4. Colonial Park Cemetery. With live oaks draped in Spanish moss it is Savannah's oldest and most haunted cemetery. Savannah did not suffer the ravages of Gen. Sherman's march to the sea but the troops still left their mark. The soldiers changed the dates on dozens of headstones indicating that some of the interred lived 100s of years. According to Josiah Muir's stone he was 11 when he died and his son died the same year at the age of 12.

5. Lakeview Cemetery. The Cleveland, Ohio, cemetery is for Tiffany-lovers. It is home to the Wade Memorial Chapel and boasts of one of the few interiors in the world that was entirely designed by Louis Comfort Tiffany and his studio. The chapel is listed on the National Register of Historic Places.

6. Forest Lawn Cemetery. Architecture lovers will enjoy Buffalo's Forest Lawn Cemetery. It claims to be one of the world's finest outdoor museums with monuments, sculptures and mausoleums designed by great sculptors and architects including Frank Lloyd Wright's Blue Sky Mausoleum. It is just one of the distinguished architect's designs in the Buffalo area.

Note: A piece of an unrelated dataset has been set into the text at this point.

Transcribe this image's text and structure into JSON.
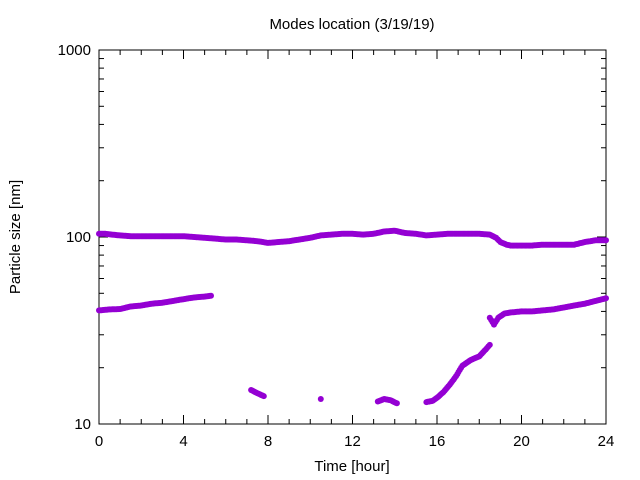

7. Woodlawn Cemetery. Most cemeteries are in tranquil, landscaped settings. The Woodlawn Cemetery in Bronx, New York, was one the earliest garden cemeteries in the United States. The curving road through the rolling hills passes by hundreds of mausoleums, many designed by noted architects. Irving Berlin, Herman Melville and Duke Ellington are just a few of the famous people interred there.

Sandra Scott photo

A licensed tour guide leads visitors through the St. Louis Cemetery No. 1 in New Orleans. Because of the high water table, bodies are entombed above-ground in crypts.

8. Hollywood Forever Cemetery. Starry-eyed travelers should visit Hollywood Forever Cemetery, the final resting place of many of Hollywood's greats. It is on the National Register of Historic Sites. Visit and pay your respects to Rudolph Valentino, Cecil B. DeMille and many more legends of the screen.

9. Lyndon B. Johnson National Historical Park. Some cemeteries are under the auspices of a local government while others are military and a few are private family cemeteries such as the Johnson Family Cemetery near Stonewall, Texas, which is now part of a national historic park. LBJ is buried in the same area where he was raised.

10. Boothill Graveyard. Those interested in the Old West should head to Tombstone, Arizona, where about 250 people "died with their boots on." Lester T. Moore, who died in the 1880s, has what is probably the most famous epitaph: "Here lies Lester Moore, four slugs from a 44, no Les no more."